Negra y brillante, turbia y líquida memoria de lo inmediato: pertrecháronse los herejes en ciudad amurallada, situada en collado no muy alto, rodeada de gran foso y protegida por pantanosas lagunas, como protegidos eran los herejes por los duques brabantinos y batavos que les azuzaban invocando potestades temporales contra la divina potestad de Roma, reclamando para sí la parte del César contra la parte de Dios para librarse del pago de diezmos, retener en sus arcas el producto de venta de indulgencias y favorecer a los mercaderes y usureros de los grises puertos nórdicos; y así, sonrió amargamente el Señor, los heréticos emparentados con la austeridad valdense y el pecado cátaro, y que ahora llamábanse adamitas, terminaban por servir a lo que decían combatir, la avaricia y la riqueza y el poder, y ello bastaba para justificar esta guerra contra herejes, príncipes rebeldes a Roma y mercaderes que sólo eran fieles a sus arcones repletos. Dame fuerza.
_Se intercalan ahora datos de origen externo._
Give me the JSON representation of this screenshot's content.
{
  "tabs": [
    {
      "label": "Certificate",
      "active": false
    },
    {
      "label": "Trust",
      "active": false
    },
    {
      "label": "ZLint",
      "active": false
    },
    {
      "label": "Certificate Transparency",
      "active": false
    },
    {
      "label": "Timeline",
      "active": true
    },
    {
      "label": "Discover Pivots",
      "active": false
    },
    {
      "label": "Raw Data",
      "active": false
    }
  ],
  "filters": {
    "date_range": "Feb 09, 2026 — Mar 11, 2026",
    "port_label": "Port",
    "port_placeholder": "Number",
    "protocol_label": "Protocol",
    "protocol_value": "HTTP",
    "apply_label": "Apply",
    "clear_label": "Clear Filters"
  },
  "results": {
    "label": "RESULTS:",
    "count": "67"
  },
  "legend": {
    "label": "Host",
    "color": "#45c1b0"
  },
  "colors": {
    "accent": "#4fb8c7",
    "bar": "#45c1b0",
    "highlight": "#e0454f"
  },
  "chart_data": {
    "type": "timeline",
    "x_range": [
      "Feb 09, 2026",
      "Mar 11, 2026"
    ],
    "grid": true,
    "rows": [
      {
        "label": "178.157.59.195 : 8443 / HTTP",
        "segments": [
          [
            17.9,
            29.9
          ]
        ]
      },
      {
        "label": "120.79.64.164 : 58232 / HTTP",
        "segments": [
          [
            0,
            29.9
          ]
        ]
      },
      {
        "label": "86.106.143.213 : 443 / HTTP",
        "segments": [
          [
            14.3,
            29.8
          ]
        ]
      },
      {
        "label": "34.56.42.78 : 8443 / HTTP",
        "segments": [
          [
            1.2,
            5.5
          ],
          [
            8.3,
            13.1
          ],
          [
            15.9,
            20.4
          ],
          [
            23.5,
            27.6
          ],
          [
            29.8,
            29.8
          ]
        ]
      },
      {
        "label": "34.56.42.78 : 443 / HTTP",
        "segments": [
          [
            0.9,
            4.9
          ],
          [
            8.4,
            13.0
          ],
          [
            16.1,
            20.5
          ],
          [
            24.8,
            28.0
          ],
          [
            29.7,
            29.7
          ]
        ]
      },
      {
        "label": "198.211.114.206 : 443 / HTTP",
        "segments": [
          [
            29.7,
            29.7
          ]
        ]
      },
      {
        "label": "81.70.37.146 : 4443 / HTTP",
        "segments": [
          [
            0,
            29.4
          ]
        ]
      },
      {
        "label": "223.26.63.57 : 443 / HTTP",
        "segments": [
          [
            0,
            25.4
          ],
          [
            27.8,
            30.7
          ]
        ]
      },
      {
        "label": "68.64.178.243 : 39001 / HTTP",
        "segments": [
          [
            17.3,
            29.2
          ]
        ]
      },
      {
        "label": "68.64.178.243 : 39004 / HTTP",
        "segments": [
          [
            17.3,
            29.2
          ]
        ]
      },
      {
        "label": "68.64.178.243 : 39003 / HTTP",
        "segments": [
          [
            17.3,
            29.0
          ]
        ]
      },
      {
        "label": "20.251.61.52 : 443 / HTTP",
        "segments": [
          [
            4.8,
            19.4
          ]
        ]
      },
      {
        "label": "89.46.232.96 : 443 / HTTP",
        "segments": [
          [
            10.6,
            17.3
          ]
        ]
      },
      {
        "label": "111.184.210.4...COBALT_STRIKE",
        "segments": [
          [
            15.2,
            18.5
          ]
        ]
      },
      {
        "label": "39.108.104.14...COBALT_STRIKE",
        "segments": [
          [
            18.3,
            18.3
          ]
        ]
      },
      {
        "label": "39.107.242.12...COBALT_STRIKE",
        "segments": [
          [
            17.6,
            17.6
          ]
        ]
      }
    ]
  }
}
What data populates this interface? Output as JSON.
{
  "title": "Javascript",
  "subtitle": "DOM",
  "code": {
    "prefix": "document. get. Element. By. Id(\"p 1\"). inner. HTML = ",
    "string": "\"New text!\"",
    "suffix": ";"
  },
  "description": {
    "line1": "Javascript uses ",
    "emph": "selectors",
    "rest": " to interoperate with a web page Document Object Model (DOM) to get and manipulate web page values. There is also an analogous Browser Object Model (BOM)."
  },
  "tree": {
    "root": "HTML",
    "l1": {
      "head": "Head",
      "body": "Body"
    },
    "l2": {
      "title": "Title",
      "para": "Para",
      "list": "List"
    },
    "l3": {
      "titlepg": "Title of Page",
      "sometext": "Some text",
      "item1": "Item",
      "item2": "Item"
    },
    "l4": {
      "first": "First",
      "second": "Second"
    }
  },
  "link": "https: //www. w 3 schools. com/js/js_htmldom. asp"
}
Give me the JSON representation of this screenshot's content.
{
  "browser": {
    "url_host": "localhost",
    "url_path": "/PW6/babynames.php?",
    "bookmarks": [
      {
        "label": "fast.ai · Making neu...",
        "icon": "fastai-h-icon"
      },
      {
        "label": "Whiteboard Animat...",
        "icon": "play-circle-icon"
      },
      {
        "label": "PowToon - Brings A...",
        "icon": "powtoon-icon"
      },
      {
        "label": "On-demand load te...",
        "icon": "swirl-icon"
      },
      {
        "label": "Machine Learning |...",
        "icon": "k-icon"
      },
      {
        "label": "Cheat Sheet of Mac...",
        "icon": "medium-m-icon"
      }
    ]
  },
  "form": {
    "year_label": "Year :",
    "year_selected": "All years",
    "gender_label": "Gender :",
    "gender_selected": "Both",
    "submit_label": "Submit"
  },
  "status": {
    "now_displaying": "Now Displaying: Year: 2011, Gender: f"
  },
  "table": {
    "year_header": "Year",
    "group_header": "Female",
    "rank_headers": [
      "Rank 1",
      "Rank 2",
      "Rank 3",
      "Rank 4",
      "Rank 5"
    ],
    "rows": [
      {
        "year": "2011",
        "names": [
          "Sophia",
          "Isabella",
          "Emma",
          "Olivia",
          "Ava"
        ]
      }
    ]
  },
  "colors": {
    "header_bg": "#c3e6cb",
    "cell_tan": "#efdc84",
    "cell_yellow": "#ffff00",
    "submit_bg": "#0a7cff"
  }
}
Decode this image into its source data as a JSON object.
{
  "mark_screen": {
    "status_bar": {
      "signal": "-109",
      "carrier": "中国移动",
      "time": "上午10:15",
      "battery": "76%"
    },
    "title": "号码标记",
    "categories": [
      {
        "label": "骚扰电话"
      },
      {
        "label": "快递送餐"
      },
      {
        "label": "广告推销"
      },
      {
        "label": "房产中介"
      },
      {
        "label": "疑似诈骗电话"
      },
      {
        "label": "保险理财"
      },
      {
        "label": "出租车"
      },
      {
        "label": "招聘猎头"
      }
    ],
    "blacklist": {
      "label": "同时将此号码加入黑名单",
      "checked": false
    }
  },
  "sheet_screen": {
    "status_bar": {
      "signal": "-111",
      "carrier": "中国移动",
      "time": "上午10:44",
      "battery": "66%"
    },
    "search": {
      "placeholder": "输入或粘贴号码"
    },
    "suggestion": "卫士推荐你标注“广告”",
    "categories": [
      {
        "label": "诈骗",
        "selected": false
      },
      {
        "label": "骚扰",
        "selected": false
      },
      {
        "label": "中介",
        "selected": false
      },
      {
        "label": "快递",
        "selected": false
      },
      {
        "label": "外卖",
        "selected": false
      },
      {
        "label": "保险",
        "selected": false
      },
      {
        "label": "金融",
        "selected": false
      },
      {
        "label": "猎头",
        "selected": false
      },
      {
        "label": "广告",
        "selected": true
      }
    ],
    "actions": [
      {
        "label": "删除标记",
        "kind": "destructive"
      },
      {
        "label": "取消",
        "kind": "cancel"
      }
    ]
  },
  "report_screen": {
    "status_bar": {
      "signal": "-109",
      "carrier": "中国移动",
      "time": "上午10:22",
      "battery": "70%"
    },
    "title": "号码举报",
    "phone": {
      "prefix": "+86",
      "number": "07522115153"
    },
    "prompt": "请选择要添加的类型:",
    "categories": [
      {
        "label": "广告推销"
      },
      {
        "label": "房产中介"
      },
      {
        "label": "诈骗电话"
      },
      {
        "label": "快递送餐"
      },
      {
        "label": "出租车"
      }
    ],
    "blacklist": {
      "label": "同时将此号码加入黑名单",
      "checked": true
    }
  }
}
Señor, para combatirles en Tu nombre v en el del cristianísimo poder que me legó mi padre batallador.
«Toma siempre ejemplo de tu padre», le había dicho desde niño al Señor su madre, «que en una ocasión durmió treinta días seguidos con el armadura puesta, y así reunió el sacrificio del cuerpo y la batalla del alma». El Señor, entrando a la ciudad vencida por el sitio, declaróse a sí mismo digno de la herencia dinástica: en su memoria permanecían, temblorosas, las imágenes de los rostros desgajados por la pólvora, la carne mutilada y cruda, los ojos y manos volados por la ballesta y el cañón en los sitios de combate donde se habían empleado estas novedades; y la pareja crueldad en los sitios donde la lucha había obedecido a las viejas costumbres señoriales: los eslabones de la malla enterrados en la carne herida por los golpes de hacha ; la cal viva arrojada a los ojos del enemigo; el combate de cuerpo contra cuerpo, caballo contra caballo; la muerte de los jinetes enemigos sólo muertos porque sus cabezas herméticamente encerradas en fierro dieron contra el suelo, asesinados por sus propios cascos más que por acción alguna del contrincante, y ahogados dentro de sus pesadas armaduras al cruzar la laguna, y muertos por insolación dentro de las corazas crujientes, y atravesados por las espadas del Señor al caer del caballo, bocarriba, luchando como tortugas para incorporarse, impedidos por el peso de las armaduras. Ligereza, en cambio, fue la regla de guerra de las tropas del Señor; trajo infanterías españolas que servían para cavar y minar, siendo asturianos y mineros de origen, y de retaguardia invasora una vez que la caballería ligera, verdadera arma de la victoria, se imponía a las pesadas falanges del duque protector de herejes ; la victoria se debía a los contingentes asalariados, reclutados entre alemanes oriundos del Alto Rhin y el Danubio, la fuerza montada que mejor servia para la guerra nueva, siempre que el sueldo no faltase, pues se corría el riesgo, si tal hubiera, de que se pasaran con facilidad al enemigo; los
reiters
germanos que usaban la novedad de las pistolas, la ligera arma inventada en la itálica villa de Pistoia, que con cinco o seis de ellas aseguraban brillante movilidad en los choques, embarazando y descomponiendo en el primer encuentro a las masas de caballería pesada del enemigo, con sus caballeros impedidos por las armaduras y las desmesuradas lanzas que llevaban. Los alemanes de la banda negra, así llamados por traer toda la armadura y arneses de color negro.